We left the marina and headed across the massive Salvador Bay to an anchorage off the southern tip of Ilha dos Frades. A few restaurants open at lunch time only, some snorkelling, hiking and a lovely beach. The island seemed empty but with 6 boats from the fleet, we were happy to make our own party! We’ve had a couple of lovely social days with friends. We invited Renegade and Amanzi crew to join us for a day trip up the river Paragauçu for lunch next to a beautiful old monastery. The following day, with a deluge of rain and the prospect of storms at sea, we stayed on the boat and had a BBQ – our first on the boat. Joined by friends, another lovely afternoon of chat, swimming and relaxation.

We’ve stayed longer than we anticipated – we are heading north to Cabadelo, 460 miles away and have been waiting for the wind to change from a northerly (we would be motoring straight into the wind) to an easterly, that allows us to sail on a broad reach. We will leave at 9pm. Today is a domestic day … washing, cleaning and preparing the boat for the passage. Here comes the rain again …

Salvador – we made it!

•Sunday, 11 February 2024 • 8 Comments

4000 nautical miles and 36 days after we left Capetown, we have crossed the South Atlantic Ocean and arrived in Salvador, Brazil, South America. HUGE!

We arrived at 4.30am after a really fast night sail (8/9 knots) with the parasail up and the wind at 16 to 18 knots. The WARC team were there to greet us and after a difficult navigation into the marina through many small fishing boats, the odd canoe, an early morning swimmer and plenty of unmarked bouys, we made it to the pontoon, tied up and popped the fizz as the dawn broke.

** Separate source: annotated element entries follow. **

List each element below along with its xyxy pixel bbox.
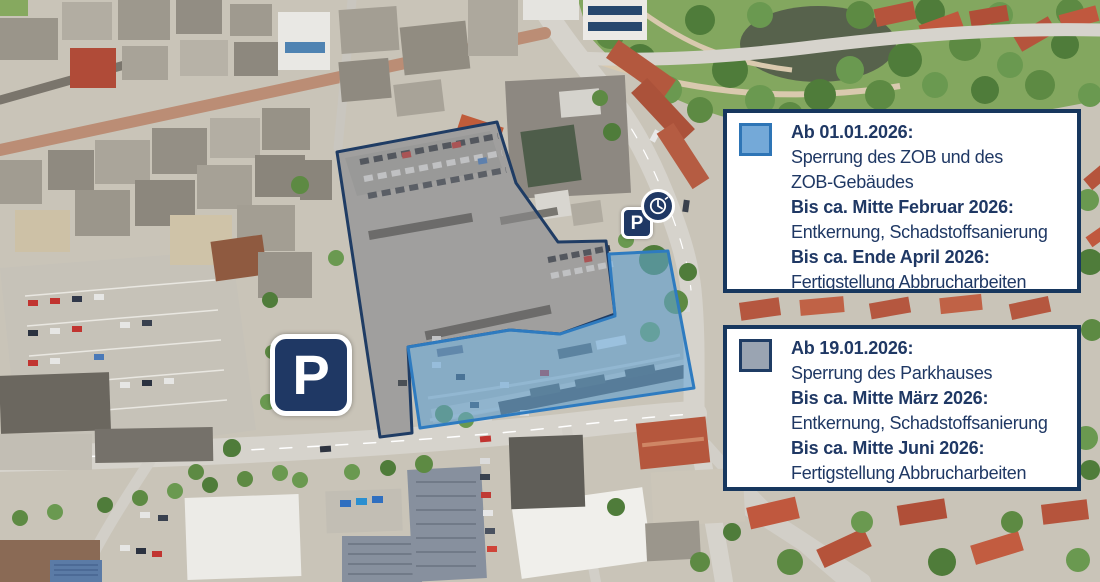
info-box-parkhaus-lines: Ab 19.01.2026: Sperrung des Parkhauses B… (791, 336, 1071, 486)
info-box-parkhaus: Ab 19.01.2026: Sperrung des Parkhauses B… (723, 325, 1081, 491)
info-line: Ab 19.01.2026: (791, 336, 1071, 361)
info-line: Ab 01.01.2026: (791, 120, 1071, 145)
parkhaus-legend-swatch-icon (739, 339, 772, 372)
info-line: Bis ca. Mitte März 2026: (791, 386, 1071, 411)
info-line: Bis ca. Mitte Juni 2026: (791, 436, 1071, 461)
info-line: Bis ca. Mitte Februar 2026: (791, 195, 1071, 220)
info-line: Sperrung des Parkhauses (791, 361, 1071, 386)
construction-phases-aerial-map: P P Ab 01.01.2026: Sperrung des ZOB und … (0, 0, 1100, 582)
info-line: Entkernung, Schadstoffsanierung (791, 411, 1071, 436)
info-line: Bis ca. Ende April 2026: (791, 245, 1071, 270)
info-line: Fertigstellung Abbrucharbeiten (791, 461, 1071, 486)
zob-legend-swatch-icon (739, 123, 772, 156)
info-line: Sperrung des ZOB und des (791, 145, 1071, 170)
info-line: ZOB-Gebäudes (791, 170, 1071, 195)
info-box-zob: Ab 01.01.2026: Sperrung des ZOB und des … (723, 109, 1081, 293)
parking-garage-sign-letter: P (292, 347, 329, 403)
parking-garage-sign: P (270, 334, 352, 416)
info-line: Entkernung, Schadstoffsanierung (791, 220, 1071, 245)
clock-icon (640, 188, 676, 224)
info-box-zob-lines: Ab 01.01.2026: Sperrung des ZOB und des … (791, 120, 1071, 293)
info-line: Fertigstellung Abbrucharbeiten (791, 270, 1071, 293)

Hooray, hooray 🥳

After loads of boat cleaning, we managed to stream the England rugby game … several of the fleet joined us to cheer Tom on! I love that I am able to follow the England games and see him do so well … and this time, I had a drink in hand to calm nerves!

We have arrived in Carnival time – the music is booming from lunchtime until the early hours. Everywhere is packed. Restaurants aren’t taking bookings; shops are closed. The vibe is party time. Chris already hates it and I can’t wait to get stuck in!

It’s super humid and today we have a deluge of rain – I think it’s going to be like this all week … sun, heat and then rain. Fat Kat has plenty of protection against the rain and still wide open spaces to live in – a joy!